Die schöne Sängerin Babani Kone, in ihrem Heimatland Mali ein Star, bringt hingegen Wohlbekanntes zu Ohr. Anders ihr senegalesischer Kollege Solo Cissokho, der mit dem malischen Saiteninstrument Kora nach Mitternacht mit Tyour Gnaoua und den Musiciens de Jouala aus Agadir zu einer afrikanischen Melange verschmilzt.
Bab Marrakech, der große Platz vor den Toren Essaouiras, füllt sich frühzeitig mit Besuchermassen. Es ist unmöglich, dort noch einen guten Platz zu ergattern. Eine marokkanische Fernsehredakteurin holt mich vor die Bühne, vis-à-vis mit den Musikern. Gibbs hat die tradierten Stücke der Gnawa für sein Ensemble arrangiert, die improvisierten Phrasen in Noten festgeschrieben.
Gnawa-Meister Hamid El Kasri macht den Anfang und ungezählte Münder stimmen ein, Call-and-Response, jeder Ton, jeder Schlag, jedes Wort ist bekannt. Das Publikum wogt, vorne schleudern Mädchen ihre langen Haare, auf der Bühne wirbeln die Tänzer El Kasris, und dahinter sitzt die WDR-Big-Band vor ihren Noten.
Steifer Deutsch-Jazz, wilder marokkanischer Tanz
Zugegeben, es ist nach Mitternacht, Geisterstunde, doch die Geister könnten unterschiedlicher kaum sein. Blass und steif spielt das Orchester, gebannt von den Noten. Brav kommt ein Bläser nach dem anderen für sein Solo vor, brav nehmen sie den verhaltenen Applaus entgegen und setzen sie sich wieder.

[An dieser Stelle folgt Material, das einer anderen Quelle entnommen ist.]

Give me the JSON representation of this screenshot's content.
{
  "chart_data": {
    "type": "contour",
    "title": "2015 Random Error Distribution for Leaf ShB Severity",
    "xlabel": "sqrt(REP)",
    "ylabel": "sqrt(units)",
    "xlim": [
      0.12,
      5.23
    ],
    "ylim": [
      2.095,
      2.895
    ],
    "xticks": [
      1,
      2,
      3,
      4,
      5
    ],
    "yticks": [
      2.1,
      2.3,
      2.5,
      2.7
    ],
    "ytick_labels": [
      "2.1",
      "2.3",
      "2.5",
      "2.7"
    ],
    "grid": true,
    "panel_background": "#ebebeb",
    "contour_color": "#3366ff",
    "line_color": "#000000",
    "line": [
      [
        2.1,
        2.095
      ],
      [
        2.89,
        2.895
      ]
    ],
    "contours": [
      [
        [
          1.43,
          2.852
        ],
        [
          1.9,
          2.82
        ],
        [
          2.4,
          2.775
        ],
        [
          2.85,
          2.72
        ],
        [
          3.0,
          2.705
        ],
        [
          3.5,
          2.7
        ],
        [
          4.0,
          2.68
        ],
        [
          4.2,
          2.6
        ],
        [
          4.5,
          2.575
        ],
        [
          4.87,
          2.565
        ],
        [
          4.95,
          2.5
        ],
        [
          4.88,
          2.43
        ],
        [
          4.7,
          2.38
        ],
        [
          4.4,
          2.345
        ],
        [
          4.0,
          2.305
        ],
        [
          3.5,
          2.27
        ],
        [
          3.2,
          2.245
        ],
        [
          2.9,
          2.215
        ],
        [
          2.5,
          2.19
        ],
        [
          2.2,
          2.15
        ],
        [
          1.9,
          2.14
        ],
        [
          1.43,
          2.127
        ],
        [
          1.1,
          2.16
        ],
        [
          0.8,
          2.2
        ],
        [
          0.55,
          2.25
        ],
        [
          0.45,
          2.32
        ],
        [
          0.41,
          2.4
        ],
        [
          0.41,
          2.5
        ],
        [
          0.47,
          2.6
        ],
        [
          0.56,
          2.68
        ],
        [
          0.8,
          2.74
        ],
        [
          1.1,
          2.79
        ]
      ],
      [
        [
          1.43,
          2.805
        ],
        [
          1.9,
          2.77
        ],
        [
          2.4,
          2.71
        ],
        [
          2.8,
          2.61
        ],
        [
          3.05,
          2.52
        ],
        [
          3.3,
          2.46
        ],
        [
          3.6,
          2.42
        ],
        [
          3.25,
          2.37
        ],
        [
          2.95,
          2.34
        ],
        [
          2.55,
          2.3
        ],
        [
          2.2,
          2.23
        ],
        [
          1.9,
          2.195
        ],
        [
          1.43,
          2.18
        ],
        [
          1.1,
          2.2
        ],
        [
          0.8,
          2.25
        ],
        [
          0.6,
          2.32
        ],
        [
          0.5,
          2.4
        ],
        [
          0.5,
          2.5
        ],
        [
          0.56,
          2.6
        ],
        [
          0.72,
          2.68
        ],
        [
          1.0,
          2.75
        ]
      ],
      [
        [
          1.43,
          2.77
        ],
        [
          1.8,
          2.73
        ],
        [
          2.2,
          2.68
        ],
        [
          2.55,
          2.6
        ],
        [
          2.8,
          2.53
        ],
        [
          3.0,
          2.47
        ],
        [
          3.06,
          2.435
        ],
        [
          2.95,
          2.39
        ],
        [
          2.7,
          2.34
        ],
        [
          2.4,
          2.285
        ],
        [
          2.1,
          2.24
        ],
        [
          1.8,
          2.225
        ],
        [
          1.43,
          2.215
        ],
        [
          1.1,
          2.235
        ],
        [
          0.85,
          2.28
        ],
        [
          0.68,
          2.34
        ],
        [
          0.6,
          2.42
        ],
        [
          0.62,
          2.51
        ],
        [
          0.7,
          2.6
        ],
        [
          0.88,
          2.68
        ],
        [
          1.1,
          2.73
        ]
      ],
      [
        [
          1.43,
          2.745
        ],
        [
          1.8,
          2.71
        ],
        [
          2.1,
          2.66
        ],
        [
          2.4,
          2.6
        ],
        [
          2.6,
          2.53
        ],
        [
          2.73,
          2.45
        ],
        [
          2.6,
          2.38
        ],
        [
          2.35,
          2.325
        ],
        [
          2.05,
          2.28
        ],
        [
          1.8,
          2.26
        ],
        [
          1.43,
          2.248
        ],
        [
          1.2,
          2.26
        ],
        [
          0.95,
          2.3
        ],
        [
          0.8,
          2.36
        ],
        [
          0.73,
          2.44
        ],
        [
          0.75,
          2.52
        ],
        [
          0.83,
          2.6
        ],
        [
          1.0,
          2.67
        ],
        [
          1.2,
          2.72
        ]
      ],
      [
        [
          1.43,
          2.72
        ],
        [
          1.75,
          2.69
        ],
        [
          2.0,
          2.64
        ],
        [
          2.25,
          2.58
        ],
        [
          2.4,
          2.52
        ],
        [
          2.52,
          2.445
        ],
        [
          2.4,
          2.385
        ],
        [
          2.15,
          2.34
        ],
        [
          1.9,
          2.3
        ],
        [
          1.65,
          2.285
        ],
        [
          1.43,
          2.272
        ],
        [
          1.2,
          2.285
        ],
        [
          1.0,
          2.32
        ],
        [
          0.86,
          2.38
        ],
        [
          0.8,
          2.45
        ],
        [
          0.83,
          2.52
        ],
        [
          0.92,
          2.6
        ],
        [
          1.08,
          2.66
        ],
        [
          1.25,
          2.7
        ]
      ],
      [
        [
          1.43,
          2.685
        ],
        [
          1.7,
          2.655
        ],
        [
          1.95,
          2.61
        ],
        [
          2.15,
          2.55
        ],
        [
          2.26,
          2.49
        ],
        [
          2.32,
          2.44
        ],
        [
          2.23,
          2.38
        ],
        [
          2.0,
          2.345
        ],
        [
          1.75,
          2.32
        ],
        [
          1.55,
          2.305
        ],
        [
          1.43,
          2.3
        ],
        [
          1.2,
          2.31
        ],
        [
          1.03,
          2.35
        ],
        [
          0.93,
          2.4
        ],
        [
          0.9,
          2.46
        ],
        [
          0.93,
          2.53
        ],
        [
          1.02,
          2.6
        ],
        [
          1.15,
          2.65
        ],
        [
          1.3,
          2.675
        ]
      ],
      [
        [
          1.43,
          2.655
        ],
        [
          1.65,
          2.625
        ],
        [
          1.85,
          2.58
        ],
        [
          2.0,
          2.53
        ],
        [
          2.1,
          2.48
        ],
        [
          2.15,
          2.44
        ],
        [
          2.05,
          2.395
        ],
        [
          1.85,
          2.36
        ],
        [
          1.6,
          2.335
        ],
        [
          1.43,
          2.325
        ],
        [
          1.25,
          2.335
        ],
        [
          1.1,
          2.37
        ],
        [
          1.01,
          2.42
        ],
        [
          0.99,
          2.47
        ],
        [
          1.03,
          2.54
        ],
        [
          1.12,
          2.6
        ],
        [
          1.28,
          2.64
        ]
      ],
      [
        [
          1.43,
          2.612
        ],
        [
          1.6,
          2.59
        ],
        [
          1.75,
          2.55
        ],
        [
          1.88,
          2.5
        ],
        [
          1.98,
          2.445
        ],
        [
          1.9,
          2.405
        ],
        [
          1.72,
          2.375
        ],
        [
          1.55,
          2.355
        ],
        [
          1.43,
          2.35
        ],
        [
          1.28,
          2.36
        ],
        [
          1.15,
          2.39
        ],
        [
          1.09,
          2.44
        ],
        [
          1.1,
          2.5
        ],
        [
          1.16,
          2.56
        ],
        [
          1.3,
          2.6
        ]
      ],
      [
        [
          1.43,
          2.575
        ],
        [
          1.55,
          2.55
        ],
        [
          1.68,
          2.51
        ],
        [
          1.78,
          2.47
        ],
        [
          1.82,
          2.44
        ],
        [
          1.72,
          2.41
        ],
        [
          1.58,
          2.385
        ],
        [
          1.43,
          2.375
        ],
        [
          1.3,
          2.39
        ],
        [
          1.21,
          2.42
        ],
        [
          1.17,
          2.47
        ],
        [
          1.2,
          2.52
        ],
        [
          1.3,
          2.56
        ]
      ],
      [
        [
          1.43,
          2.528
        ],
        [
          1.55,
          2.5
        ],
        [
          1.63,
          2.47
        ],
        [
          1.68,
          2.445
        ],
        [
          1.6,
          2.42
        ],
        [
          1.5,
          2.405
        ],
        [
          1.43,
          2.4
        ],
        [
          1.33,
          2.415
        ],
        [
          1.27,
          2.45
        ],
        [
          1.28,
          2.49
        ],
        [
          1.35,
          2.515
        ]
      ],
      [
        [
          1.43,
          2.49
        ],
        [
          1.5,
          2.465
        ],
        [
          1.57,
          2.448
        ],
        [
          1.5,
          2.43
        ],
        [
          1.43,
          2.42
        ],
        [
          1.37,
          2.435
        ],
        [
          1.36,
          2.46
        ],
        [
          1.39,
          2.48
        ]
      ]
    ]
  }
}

Ohnehin sind alle Augen auf El Kasri gerichtet, und dann, in Sprechchören beschworen, steht Khaled auf der Bühne, die Mädchen kreischen, werfen Schals auf die Bühne, ein Brausen und Schreien, zum Glück ist hier kein Alkohol im Spiel.
Ein leichtes Lächeln der WDR-Band, dann spielen sie, routiniert. Nicht schlecht, nein, es handelt sich um gestandene Musiker, die zumeist Solokarrieren hinter sich haben. Hier wirken sie bizarr deplaziert neben den Gnawa.
Und neben dem Algerier Khaled, der sich – angesichts der politischen Spannungen zwischen Algerien und Marokko – die marokkanische Fahne umwirft und zum Ausdruck bringt: 'Es kommt nicht darauf an, welcher Nation Du angehörst, sondern welches Geistes Kind Du bist!'
Vergeblich versuchen junge Männer im Publikum, ihre leicht bekleideten Schwestern, die völlig außer rand und Bann sind, zu beruhigen. Alle Dämme scheinen gebrochen zu sein - und die Gespenster der WDR-Big-Band schnell vergessen.
Am nächsten Abend sitze ich vor dem Fernseher. Zur besten Sendezeit erscheint im ersten marokkanischen Fernsehen Thomas Gundermann - ein ausführliches, wunderbares Porträt des Münchners, den sie inzwischen "Maâlem" nennen, Meister Thomas. Eine kleine Ehrung für den bescheidenen Musiker, der sich langsam und von unten her den Weg bahnt zu den Geistern der Afrikaner.
Andreas Kirchgäßner
© Qantara.de 2009
Andreas Kirchgäßner ist Publizist mit dem Schwerpunkt Afrika. Zu seinen Veröffentlichungen zählen Jugendromane, Hörspiele und Feature-Produktionen für den öffentlich-rechtlichen Rundfunk.